Authors: Anna S. Cohen, PhD, MRCP; Brian Burns, MD, MRCP; Peter J. Goadsby, MD, PhD,DSc,FRACP,FRCP
Source: JAMA, Vol 302, No. 22, December 9, 2009
Cluster Headache is a stereo typical primary headache syndrome characterized by attacks of unilateral excruciating pain usually in the eye, periorbital region, and temple with associated cranial autonomic symptoms such as conjunctival injection, lacrimation, nasal blockage, rhinorrhea, ptosis, and eyelid edema. During attacks patients are often restless, agitated, or both. Attacks typically last for 15 to 180 minutes untreated and have a frequency of 1 every other day for up to 8 attacks a day.
Attacks usually occur in bouts, or clusters, lasting for weeks or months, separated by remissions lasting months or years. Episodic cluster headache is defined as bouts of attacks lasting 7 days up to a year with breaks of 1 month or more between bouts.
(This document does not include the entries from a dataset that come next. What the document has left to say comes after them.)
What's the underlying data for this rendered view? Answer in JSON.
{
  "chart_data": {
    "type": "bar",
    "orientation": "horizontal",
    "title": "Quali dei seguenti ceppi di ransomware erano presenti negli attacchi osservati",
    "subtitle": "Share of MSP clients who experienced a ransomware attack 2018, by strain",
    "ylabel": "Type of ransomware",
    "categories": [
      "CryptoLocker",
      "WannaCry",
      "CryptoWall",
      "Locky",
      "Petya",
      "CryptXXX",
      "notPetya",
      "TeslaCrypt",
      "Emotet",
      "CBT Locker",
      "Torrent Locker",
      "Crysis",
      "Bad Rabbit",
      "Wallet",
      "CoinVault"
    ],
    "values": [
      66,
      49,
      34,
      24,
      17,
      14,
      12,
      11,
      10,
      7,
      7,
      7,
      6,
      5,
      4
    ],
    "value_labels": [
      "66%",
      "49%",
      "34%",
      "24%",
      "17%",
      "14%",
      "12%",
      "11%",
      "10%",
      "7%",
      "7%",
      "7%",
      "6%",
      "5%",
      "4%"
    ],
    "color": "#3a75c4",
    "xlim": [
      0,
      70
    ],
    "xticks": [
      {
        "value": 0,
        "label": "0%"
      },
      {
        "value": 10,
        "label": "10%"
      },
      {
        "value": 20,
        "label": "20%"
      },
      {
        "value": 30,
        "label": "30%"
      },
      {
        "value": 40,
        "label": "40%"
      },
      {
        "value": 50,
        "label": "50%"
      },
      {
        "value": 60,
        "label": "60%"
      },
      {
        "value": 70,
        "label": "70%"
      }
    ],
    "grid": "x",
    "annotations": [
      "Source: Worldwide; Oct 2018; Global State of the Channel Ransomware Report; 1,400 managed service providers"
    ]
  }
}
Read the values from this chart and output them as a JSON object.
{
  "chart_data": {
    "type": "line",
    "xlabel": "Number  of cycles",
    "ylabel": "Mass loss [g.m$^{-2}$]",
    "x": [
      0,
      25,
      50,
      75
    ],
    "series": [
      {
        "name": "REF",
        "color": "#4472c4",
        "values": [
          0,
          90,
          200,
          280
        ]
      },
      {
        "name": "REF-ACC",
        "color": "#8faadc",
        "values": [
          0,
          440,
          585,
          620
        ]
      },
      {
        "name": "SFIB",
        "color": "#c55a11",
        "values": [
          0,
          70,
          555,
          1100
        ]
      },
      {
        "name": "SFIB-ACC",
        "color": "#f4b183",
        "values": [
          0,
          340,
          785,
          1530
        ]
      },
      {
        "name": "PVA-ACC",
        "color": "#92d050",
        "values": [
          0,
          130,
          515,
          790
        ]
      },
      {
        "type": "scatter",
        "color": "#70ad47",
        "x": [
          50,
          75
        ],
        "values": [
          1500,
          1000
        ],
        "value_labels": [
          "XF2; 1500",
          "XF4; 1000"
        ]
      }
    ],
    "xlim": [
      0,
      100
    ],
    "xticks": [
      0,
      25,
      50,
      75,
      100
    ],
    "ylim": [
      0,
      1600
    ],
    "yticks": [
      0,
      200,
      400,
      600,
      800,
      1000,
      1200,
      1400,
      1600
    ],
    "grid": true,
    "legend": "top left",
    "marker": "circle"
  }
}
Bouts are usually circannual, occurring once a year, with a mean bout duration of 8 weeks. Chronic cluster headache is defined as occurring for more than a year without remission or with remissions lasting less than a month. Cluster headache attacks may also occur with clocklike regularity during the day and may be precipitated by sleep, usually occurring 90 minutes after the onset of sleep. Cluster headache affects more men than women (male-female ratio of 2.5:1) and has an estimated prevalence of 0.3% in the general population. Cluster headache is probably the most severe pain known to humans. Most female patients describe each attack as worse than childbirth.
Context: Cluster headache is an excruciatingly painful primary headache syndrome, with attacks of unilateral pain and cranial autonomic symptoms. The current licensed treatment for acute attacks is subcutaneous sumatriptan.
Objective: To ascertain whether high-flow inhaled oxygen was superior to placebo in the acute treatment of cluster headache.
Design, Setting, and Patients: A double-blind, randomized, placebo-controlled crossover trial of 109 adults (aged 18-70 years) with cluster headache as defined by the International Headache Society. Patients treated 4 headache episodes with highflow inhaled oxygen or placebo, alternately. Patients were randomized to the order in which they received the active treatment or placebo. Patients were recruited and followed up between 2002 and 2007 at the National Hospital for Neurology and Neurosurgery, London, England.
Intervention: Inhaled oxygen at 100%, 12 L/min, delivered by face mask, for 15 minutes at the start of an attack of cluster headache or high-flow air placebo delivered alternately for 4 attacks.
Main Outcome Measures: The primary end point was to render the patient pain free, or in the absence of a diary to have adequate relief, at 15 minutes. Secondary end points included rendering the patient pain free at 30 minutes, reduction in pain up to 60 minutes, need for rescue medication 15 minutes after treatment, overall response to the treatment and overall functional disability, and effect on associated symptoms.
Results: Fifty-seven patients with episodic cluster headache and 19 with chronic cluster headache were available for the analysis. For the primary end point the difference between oxygen, 78% (95% confidence interval, 71%-85% for 150 attacks) and air, 20% (95% confidence interval, 14%-26%; for 148 attacks) was significant (Wald test, 2 5=66.7, P.001). There were no important adverse events.
Conclusion: Treatment of patients with cluster headache at symptom onset using inhaled high-flow oxygen compared with placebo was more likely to result in being pain-free at 15 minutes.